The following two environment variables (EnvVars) are added to the task description:
Parameter
Description
Required
BATCH_COMPUTE_DOCKER_IMAGE
Docker image name
No
BATCH_COMPUTE_DOCKER_REGISTRY_OSS_PATH
Storage path of the Docker image in OSS-Registry
No
If the task description does not contain the BATCH_COMPUTE_DOCKER_IMAGE parameter, no Docker container is used. In this case, the BATCH_COMPUTE_DOCKER_REGISTRY_OSS_PATH parameter is ignored.
If the task description contains BATCH_COMPUTE_DOCKER_IMAGE, a Docker container is used.
2. Prepare a job
Use Python to compile a job that counts the number of times INFO, WARN, ERROR, and DEBUG appear in a log file.
This job contains the following tasks:
The split task is used to divide the log file into three parts.
The count task is used to count the number of times INFO, WARN, ERROR, and DEBUG appear in each part of the log file. In the count task, InstanceCount must be set to 3, indicating that three count tasks are started concurrently.
The merge task is used to merge all the count results.
DAG
2.1. Upload data file to OSS
Download the data file used in this example log-count-data.txt.
Upload the log-count-data.txt file to oss://your-bucket/log-count/log-count-data.txt
.
your-bucket
indicates the bucket you created. In this example, the region iscn-shenzhen
.To upload the file to the OSS, see Upload files to the OSS.
2.2. Prepare task programs
The job program used in this example is complied using Python. Download the program: log-count.tar.gz.
Decompress the program package into the following directory:
mkdir log-count && tar -xvf log-count.tar.gz -C log-count
After decompression, the log-count/ directory structure is as follows:
log-count
|-- conf.py # Configuration
|-- split.py # split task program
|-- count.py # count task program
|-- merge.py # merge task program
Note: Do not change the task programs.
3. Submit job
You can submit the job by using the Python SDK or Java SDK or in the console. In this example, the job is submitted using the command line tool.
3.1. Compile job configuration
In the parent directory of log-count, create a file: job.cfg (under the same parent directory as log-count).
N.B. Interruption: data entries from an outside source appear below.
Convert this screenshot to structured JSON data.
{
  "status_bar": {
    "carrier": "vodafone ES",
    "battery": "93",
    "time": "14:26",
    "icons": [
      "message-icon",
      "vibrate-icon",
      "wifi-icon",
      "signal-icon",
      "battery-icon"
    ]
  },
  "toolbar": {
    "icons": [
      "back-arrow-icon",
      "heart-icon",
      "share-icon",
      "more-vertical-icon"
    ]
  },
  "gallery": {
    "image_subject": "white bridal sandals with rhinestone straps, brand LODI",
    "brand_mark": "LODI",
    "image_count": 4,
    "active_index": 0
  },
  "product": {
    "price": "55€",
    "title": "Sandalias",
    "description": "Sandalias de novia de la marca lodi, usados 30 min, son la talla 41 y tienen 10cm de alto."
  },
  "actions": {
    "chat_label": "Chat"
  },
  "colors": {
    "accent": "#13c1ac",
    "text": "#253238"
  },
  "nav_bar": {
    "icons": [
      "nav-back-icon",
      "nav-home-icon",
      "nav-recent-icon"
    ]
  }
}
The file contains the following content:
[DEFAULT]
job_name=log-count
description=demo
pack=./log-count/
deps=split->count;count->merge
[split]
cmd=python split.py
[count]
cmd=python count.py
nodes=3
[merge]
cmd=python merge.py
The file describes a multi-task job, with tasks executed in the following sequence: split->count->merge.
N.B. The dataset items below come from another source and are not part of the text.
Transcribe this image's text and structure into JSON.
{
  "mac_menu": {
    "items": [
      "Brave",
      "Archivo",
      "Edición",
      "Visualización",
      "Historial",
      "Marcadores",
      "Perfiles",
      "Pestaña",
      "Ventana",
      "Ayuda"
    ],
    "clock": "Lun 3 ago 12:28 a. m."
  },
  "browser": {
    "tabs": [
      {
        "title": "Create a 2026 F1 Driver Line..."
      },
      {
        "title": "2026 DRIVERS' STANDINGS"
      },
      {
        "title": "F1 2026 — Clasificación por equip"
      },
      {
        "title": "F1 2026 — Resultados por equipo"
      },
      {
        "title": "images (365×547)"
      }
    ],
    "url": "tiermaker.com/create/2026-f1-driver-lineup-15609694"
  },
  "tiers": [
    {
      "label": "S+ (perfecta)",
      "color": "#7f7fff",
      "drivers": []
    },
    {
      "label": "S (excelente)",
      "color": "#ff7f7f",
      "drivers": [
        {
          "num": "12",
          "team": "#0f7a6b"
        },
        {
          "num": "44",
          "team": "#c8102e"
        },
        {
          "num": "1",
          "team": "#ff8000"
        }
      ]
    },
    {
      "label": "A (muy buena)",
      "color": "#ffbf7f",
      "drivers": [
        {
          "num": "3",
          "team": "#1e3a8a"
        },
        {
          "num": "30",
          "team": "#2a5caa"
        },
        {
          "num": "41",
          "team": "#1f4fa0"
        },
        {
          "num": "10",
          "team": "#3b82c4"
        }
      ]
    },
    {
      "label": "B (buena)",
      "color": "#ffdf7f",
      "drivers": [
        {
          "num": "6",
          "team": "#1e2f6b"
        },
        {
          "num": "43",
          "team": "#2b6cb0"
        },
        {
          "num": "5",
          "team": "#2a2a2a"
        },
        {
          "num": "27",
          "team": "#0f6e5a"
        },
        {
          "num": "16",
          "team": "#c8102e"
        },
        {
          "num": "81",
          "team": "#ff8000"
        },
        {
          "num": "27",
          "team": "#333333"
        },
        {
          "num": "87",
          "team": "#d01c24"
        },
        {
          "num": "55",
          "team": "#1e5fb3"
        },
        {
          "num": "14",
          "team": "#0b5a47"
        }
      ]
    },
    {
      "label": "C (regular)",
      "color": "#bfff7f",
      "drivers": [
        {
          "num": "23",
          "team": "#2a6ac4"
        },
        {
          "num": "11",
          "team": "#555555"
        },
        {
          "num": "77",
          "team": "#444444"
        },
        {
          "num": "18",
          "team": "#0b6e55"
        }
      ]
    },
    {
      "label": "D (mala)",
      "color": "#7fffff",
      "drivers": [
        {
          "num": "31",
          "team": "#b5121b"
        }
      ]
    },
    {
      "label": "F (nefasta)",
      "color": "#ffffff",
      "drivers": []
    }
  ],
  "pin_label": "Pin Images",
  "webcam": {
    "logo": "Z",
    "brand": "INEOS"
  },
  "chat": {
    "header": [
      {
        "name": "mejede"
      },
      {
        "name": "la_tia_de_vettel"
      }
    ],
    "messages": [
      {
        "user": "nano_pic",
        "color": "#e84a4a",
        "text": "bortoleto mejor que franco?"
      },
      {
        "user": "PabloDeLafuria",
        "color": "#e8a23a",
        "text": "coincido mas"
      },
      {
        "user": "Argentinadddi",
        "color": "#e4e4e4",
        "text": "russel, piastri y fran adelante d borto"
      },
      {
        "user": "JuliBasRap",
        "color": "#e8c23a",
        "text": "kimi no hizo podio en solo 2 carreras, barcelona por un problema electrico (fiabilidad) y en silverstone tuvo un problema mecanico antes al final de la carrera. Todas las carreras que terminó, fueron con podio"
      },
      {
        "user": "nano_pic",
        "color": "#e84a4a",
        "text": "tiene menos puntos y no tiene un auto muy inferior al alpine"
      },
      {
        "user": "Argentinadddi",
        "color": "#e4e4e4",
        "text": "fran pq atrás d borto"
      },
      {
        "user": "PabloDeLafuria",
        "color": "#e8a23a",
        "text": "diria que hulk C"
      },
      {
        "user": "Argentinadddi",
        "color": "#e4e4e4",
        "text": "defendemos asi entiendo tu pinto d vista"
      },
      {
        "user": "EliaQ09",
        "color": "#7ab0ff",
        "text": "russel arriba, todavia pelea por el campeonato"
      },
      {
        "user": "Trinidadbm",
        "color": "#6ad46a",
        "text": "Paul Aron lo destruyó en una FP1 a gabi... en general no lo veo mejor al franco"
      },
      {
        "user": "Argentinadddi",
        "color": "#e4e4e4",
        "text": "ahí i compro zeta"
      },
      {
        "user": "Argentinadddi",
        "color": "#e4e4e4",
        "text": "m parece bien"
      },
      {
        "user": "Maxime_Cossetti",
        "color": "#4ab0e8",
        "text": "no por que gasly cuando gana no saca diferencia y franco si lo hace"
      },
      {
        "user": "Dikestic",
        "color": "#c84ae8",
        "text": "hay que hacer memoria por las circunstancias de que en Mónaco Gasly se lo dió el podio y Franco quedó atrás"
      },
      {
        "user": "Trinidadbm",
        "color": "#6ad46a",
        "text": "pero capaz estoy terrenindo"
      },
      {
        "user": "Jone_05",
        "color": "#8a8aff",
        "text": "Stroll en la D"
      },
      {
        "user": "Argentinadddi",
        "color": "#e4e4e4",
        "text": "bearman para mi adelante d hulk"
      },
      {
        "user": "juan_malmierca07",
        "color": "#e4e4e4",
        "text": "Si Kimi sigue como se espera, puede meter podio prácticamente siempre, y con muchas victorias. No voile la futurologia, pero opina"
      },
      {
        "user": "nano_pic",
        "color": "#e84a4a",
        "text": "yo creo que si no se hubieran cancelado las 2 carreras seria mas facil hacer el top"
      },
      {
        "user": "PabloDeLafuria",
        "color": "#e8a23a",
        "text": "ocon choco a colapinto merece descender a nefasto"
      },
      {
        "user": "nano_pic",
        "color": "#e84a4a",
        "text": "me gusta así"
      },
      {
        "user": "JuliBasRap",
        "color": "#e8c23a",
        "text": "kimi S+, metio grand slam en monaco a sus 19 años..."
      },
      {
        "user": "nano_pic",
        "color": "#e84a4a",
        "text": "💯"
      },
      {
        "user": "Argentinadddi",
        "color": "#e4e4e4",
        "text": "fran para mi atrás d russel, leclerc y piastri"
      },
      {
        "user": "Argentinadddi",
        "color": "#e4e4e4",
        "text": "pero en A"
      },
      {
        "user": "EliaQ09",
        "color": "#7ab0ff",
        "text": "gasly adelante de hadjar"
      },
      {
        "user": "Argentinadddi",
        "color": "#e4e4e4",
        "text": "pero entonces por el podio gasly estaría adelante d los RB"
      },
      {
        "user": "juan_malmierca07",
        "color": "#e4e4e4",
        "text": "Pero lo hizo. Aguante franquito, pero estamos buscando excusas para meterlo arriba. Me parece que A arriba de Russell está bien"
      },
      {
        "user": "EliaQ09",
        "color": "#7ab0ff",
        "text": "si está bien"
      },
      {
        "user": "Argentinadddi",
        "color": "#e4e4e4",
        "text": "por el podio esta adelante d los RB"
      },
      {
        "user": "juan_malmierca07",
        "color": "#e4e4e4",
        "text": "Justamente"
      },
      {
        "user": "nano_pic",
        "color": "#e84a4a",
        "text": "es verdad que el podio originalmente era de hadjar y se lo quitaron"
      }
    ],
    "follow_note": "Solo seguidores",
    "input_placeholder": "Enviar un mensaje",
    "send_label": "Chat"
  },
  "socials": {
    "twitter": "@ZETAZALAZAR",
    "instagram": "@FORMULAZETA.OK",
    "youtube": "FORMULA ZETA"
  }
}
For more information about task description in a .cfg file, see Multi-task support.
3.2. Run command to submit job
bcs sub --file job.cfg -r oss://your-bucket/log-count/:/home/input -w oss://your-bucket/log-count/:/home/output --docker localhost:5000/myubuntu@oss://your-bucket/dockers/
In the command, -r and -w indicate read-only directory attaching and writable directory mapping respectively. For more information, see OSS directory attaching.
The same OSS path can be attached to different local directories, but different OSS paths cannot be attached to the same local directory.
--docker
means that a Docker image is used, with the image name in the following format: image_name@storage_oss_path. OSS automatically sets the Docker image name and repository address in environment variables.
Note: The region specified for BCS must be the same as the region where the Docker container is located.
4. Check job running status
bcs j # Obtain the job list. The job list obtained each time is cached. Generally, the first job in the cache is the one you exactly submitted.
bcs ch 1 # Check the status of the first job in the cache.
bcs log 1 # Check the log of the first job in the cache.
5. Check job execution result
After the job is executed, run the following command to check the result on OSS.
bcs oss cat oss://your-bucket/log-count/merge_result.txt
The expected result is as follows:
{"INFO": 2460, "WARN": 2448, "DEBUG": 2509, "ERROR": 2583}